Manifestação marcada para 10h, na Vila Cruzeiro, acontece pouco depois da segunda maior chacina da história do Rio e da asfixia até a morte por policiais de um homem negro no Sergipe

IMPRENSA SINDSCOPE

A Marcha da Periferia no Rio de Janeiro, que acontece neste sábado, 4 de junho de 2022, levará às ruas a luta pelo fim do genocídio do povo. A manifestação ocorrerá na favela Vila Cruzeiro, na Penha, a partir das 10 horas – na Praça São Lucas, próximo ao Mercado Intercontinental.  

O protesto acontece na comunidade que, há menos de duas semanas, viveu dias de terror com a operação policial que matou pelo menos 26 pessoas. Segundo moradores, boa parte sem quaisquer envolvimentos com o tráfico de drogas – o que não impediu o governador Claudio Castro, assim como o presidente Jair Bolsonaro, de parabenizar os policiais. 

O governador do Rio disse que a operação foi um sucesso e que tudo transcorreu de forma perfeita. Já o presidente Bolsonaro, além de parabenizar os policiais envolvidos na chacina, também se manifestou sobre outro caso que repercutiu mundialmente. Em uma live, chamou o trabalhador Genivaldo de Jesus, morto asfixiado por policiais rodoviários federais, de “vagabundo”. 

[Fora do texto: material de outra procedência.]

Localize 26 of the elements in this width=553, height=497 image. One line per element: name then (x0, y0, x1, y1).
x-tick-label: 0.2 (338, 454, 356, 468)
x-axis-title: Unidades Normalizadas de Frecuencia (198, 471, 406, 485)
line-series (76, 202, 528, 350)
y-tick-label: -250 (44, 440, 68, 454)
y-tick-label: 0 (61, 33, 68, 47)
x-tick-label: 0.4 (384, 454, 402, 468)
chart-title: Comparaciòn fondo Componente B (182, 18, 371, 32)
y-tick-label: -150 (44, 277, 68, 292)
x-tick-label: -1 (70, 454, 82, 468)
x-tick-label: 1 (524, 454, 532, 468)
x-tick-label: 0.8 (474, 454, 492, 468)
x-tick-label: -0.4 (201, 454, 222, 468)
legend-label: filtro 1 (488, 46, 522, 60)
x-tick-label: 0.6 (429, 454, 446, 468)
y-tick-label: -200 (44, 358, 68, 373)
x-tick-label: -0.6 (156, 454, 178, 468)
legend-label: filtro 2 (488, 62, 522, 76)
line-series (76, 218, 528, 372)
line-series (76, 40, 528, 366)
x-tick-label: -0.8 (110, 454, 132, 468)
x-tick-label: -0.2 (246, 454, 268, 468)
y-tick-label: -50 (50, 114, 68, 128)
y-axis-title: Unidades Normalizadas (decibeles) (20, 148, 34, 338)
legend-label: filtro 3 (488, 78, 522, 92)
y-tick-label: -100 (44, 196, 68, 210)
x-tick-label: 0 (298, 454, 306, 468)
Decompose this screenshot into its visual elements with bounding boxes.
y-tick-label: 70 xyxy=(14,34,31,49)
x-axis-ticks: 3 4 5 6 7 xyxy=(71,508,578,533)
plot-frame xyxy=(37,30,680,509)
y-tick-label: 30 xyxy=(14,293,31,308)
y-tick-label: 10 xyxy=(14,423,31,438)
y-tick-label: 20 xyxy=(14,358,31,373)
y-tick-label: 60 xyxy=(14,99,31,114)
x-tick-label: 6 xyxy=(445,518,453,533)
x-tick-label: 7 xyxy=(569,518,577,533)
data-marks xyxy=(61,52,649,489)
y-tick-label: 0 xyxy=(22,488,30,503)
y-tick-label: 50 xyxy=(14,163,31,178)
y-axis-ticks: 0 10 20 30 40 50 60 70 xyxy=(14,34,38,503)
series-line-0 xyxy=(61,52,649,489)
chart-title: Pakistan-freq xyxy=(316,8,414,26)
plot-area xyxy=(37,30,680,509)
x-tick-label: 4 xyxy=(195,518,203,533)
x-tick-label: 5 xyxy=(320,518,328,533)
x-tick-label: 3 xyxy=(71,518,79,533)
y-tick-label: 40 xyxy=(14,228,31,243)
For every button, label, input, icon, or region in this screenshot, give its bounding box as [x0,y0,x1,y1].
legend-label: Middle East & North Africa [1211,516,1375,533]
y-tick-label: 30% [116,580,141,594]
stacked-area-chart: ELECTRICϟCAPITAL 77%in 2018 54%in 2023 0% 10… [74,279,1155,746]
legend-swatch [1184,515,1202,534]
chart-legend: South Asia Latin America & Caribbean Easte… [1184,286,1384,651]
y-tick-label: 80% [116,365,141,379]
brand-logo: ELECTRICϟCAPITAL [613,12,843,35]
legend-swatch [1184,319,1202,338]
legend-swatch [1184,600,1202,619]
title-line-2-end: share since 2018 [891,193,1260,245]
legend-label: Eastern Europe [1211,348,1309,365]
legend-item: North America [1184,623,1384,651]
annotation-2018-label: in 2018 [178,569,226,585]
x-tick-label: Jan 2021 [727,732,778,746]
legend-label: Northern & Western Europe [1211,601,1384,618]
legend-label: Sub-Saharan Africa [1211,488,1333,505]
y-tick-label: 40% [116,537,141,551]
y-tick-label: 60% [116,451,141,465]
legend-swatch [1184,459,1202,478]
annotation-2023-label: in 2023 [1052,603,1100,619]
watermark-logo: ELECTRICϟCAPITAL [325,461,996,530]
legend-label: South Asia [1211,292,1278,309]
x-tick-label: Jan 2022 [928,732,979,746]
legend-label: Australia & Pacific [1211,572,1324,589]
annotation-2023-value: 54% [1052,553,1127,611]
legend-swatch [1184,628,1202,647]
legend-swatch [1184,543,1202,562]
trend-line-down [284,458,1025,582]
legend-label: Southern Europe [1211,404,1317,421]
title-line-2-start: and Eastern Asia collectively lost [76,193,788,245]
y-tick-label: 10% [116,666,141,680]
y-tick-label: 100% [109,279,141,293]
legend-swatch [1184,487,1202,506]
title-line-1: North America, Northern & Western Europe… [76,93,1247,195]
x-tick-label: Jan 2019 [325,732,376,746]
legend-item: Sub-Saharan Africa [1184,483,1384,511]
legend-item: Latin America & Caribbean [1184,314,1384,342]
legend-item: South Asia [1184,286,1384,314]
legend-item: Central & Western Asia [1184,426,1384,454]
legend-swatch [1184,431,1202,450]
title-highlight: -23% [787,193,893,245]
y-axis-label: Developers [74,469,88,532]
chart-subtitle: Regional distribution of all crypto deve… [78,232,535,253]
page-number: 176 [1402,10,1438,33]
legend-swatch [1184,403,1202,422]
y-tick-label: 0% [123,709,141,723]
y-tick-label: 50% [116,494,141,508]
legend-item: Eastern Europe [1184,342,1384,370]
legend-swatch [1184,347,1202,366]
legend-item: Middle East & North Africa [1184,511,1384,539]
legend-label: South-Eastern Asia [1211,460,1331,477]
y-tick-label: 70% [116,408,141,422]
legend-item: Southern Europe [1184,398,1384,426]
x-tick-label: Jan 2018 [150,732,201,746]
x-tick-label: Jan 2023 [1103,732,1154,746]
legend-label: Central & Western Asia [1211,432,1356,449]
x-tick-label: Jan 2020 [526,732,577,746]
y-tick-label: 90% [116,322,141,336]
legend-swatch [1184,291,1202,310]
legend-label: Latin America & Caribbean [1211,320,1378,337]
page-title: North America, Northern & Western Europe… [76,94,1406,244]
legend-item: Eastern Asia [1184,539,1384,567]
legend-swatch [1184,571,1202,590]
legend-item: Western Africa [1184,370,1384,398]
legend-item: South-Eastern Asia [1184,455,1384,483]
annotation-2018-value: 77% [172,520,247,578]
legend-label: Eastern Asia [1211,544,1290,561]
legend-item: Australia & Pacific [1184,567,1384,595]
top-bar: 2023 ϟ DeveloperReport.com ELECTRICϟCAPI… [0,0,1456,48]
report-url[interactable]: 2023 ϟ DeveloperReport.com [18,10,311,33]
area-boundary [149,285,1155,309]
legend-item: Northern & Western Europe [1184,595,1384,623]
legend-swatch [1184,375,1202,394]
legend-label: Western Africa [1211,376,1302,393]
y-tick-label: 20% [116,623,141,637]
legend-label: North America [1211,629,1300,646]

Genivaldo, que sofria de esquizofrenia, foi abordado ao dirigir uma moto sem capacete numa estrada em Sergipe. Amarrado e trancado com as pernas para fora na mala de um carro da corporação, foi submetido a grande quantidade de gás lacrimogêneo. Chegou morto ao hospital. Toda a ação policial foi filmada e os vídeos percorreram rapidamente as redes sociais. 

Apesar disso, até hoje nenhum policial envolvido foi preso. A procuradora Eunice Dantas, do Ministério Público Federal em Sergipe, disse a jornalistas que está focada em buscar provas e que não solicitou a prisão preventiva dos policiais ainda porque isso seria uma medida “excepcional”, que necessita de “motivos para tanto”, o que ainda não seria o caso. Não mencionou se desconsidera os vídeos e as testemunhas das cenas da asfixia na ‘câmara de gás’ improvisada, o que remete aos métodos nazistas, como provas da ‘excepcionalidade’.

Servidoras e servidores do Colégio Pedro II participaram, no sábado passado, de ato no Monumento Zumbi dos Palmares também pelo fim do genocídio e das chacinas. Dirigentes do Sindscope e coordenadores do Núcleo de Negras e Negros estiveram presentes. A diretoria do Sindicato também estará  representada no ato na Vila Cruzeiro e convida a comunidade escolar a participar e apoiar esta manifestação.